Vous me permettrez maintenant un de ces coups de gueule que me permet le format de KWS (et l'indulgence de son rédacteur en chef) : il s'adresse un peu à l'anthologiste, et beaucoup à l'éditeur, qui ne semblent pas avoir compris que l'emploi d'un logiciel de correction orthographique — fi donc — ne pouvait en aucun cas se substituer à une vraie relecture d'épreuves. Il est paradoxal que ce soit moi qui doive me gendarmer ainsi, quand on voit comment je maltraite la langue française — mais le paradoxe n'est qu'apparent : incapable de dominer la phonétique du français, je me rattrape à la seule chose à ma portée, la codification graphique, à laquelle j'attache une importance sans doute démesurée. Bref, ce recueil nous inflige une fréquence parfaitement inacceptable de fautes d'orthographe, du genre de celles que les logiciels laissent passer : confusion, par exemple, entre deux formes verbales homophones (infinitif et participe passé des verbes du premier groupe, le plus communément). Dans le cas d'un texte en particulier (et là, l'auteur a dû y mettre du sien ; il jouit d'une réputation bien établie en la matière, si je puis m'exprimer ainsi), la fréquence est d'une faute par page environ, ce qui devient carrément dérangeant pour la lecture.

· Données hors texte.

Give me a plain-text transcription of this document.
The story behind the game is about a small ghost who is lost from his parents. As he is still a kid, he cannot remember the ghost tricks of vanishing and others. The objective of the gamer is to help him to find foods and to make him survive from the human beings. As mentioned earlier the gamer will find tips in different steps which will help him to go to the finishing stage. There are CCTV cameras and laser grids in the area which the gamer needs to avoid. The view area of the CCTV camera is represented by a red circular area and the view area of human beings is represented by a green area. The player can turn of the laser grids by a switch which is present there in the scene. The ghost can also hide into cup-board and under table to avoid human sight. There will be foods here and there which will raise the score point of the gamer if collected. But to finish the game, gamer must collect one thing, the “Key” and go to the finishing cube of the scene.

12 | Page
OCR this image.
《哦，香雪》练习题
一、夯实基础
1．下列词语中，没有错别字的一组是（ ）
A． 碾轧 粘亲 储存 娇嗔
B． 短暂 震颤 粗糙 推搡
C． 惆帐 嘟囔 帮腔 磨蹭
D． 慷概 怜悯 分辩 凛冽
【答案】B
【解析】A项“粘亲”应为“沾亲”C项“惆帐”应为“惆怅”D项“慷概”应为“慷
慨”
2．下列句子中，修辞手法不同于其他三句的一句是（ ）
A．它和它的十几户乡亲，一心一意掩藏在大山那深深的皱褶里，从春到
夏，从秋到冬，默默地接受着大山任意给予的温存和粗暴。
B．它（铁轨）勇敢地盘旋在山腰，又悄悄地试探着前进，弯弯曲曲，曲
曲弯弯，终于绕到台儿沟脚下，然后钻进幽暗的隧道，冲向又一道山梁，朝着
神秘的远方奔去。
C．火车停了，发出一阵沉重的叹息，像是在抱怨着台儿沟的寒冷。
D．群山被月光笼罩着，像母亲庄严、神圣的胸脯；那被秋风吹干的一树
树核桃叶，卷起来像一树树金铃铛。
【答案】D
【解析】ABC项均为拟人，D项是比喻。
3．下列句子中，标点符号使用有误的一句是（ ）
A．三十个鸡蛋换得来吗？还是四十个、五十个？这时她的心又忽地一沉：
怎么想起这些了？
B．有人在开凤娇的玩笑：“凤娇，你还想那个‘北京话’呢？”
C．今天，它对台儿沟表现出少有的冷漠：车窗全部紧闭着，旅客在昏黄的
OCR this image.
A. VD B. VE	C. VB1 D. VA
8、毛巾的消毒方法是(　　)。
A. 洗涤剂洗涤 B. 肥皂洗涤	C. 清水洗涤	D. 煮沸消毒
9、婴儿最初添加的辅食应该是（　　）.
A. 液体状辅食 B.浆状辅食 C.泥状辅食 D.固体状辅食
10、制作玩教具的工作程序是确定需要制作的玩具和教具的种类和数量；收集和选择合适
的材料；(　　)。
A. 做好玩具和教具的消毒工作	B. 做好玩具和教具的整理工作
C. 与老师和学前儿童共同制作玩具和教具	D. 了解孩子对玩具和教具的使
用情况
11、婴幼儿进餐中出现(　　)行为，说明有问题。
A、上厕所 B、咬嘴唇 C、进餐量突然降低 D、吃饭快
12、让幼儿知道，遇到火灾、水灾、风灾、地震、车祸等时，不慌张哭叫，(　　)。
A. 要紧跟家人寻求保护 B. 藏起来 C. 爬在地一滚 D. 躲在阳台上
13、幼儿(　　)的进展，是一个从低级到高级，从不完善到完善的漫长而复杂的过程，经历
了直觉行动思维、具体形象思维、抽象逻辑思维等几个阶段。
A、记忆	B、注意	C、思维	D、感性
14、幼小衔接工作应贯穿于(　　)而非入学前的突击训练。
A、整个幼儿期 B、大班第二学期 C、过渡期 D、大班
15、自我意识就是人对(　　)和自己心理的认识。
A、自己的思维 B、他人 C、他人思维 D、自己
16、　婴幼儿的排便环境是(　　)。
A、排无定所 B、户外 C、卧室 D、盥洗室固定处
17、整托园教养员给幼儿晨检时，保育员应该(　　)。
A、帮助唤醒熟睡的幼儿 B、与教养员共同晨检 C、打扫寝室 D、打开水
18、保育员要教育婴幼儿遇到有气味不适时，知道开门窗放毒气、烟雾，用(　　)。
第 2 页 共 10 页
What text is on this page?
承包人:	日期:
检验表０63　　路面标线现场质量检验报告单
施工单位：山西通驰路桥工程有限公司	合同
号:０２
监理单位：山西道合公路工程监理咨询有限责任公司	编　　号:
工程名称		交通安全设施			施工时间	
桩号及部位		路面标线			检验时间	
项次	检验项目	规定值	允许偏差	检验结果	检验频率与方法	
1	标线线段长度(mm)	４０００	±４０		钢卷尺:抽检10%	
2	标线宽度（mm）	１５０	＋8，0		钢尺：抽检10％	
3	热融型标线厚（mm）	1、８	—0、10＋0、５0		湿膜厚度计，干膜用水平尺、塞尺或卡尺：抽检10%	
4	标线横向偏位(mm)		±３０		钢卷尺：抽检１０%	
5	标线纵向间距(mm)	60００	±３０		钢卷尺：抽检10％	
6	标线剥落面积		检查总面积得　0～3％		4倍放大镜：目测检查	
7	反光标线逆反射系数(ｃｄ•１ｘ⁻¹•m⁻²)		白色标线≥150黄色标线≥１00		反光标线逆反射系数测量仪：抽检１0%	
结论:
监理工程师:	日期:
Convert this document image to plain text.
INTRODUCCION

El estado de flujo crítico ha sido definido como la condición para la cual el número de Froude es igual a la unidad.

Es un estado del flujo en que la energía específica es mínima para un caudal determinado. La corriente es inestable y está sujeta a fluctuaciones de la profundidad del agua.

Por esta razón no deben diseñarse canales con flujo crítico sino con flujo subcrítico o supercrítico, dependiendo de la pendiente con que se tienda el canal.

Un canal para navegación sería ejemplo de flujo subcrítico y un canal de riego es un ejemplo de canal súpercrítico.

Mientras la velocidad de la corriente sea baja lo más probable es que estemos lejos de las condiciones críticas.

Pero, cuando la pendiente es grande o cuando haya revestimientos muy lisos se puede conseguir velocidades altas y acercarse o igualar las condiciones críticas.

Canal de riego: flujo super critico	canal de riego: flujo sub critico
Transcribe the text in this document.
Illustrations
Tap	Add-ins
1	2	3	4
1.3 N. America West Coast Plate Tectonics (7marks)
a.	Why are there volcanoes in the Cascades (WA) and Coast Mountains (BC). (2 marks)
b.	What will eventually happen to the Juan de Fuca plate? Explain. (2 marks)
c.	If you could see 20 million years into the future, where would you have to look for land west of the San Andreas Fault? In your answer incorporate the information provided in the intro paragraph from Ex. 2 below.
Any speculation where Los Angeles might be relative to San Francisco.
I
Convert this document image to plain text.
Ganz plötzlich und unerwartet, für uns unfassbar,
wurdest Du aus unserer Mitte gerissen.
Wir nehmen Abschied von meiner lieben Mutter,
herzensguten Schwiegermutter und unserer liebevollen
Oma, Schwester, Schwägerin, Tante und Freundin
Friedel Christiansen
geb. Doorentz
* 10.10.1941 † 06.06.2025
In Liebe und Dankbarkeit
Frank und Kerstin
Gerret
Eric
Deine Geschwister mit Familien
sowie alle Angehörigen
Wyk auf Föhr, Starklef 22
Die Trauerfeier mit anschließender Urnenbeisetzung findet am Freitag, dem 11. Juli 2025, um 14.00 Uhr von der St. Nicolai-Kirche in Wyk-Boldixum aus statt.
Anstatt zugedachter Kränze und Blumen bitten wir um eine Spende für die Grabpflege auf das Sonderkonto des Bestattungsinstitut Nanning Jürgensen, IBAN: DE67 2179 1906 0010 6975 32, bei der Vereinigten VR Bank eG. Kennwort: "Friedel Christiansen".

Son texte, un des meilleurs de l'anthologie, n'a pas mérité d'être défiguré à un point qui confine parfois à l'inintelligibilité (exemple : « Il était cependant très heureux de ne pas avoir vu le temps passé. » ; le personnage en question est, justement, un spécialiste du passé, et ne se réjouit nullement de ne pas l'avoir visité lui-même : il était momentanément distrait, et n'avait pas vu le temps passer, ce qui n'a bien entendu rien à voir !)
C'est bien de choisir des livres, de les doter d'une belle couverture avec une belle maquette — rien à redire sur ce point, c'est encore mieux de les faire distribuer pour les amener aux lecteurs — bravo à Nestiveqnen sur tous ces points — mais il manque encore quelques détails pour arriver à un produit professionnel de qualité — je ne parle pas de ce qui tombe des poches des colporteurs mutants de la planète Vup…
Notes
[1] Qui n'a pas, sous l'identité secrète sous laquelle il se dissimule dans la vie civile, encore subi lui-même le rite initiatique dont il met en scène une version décalée.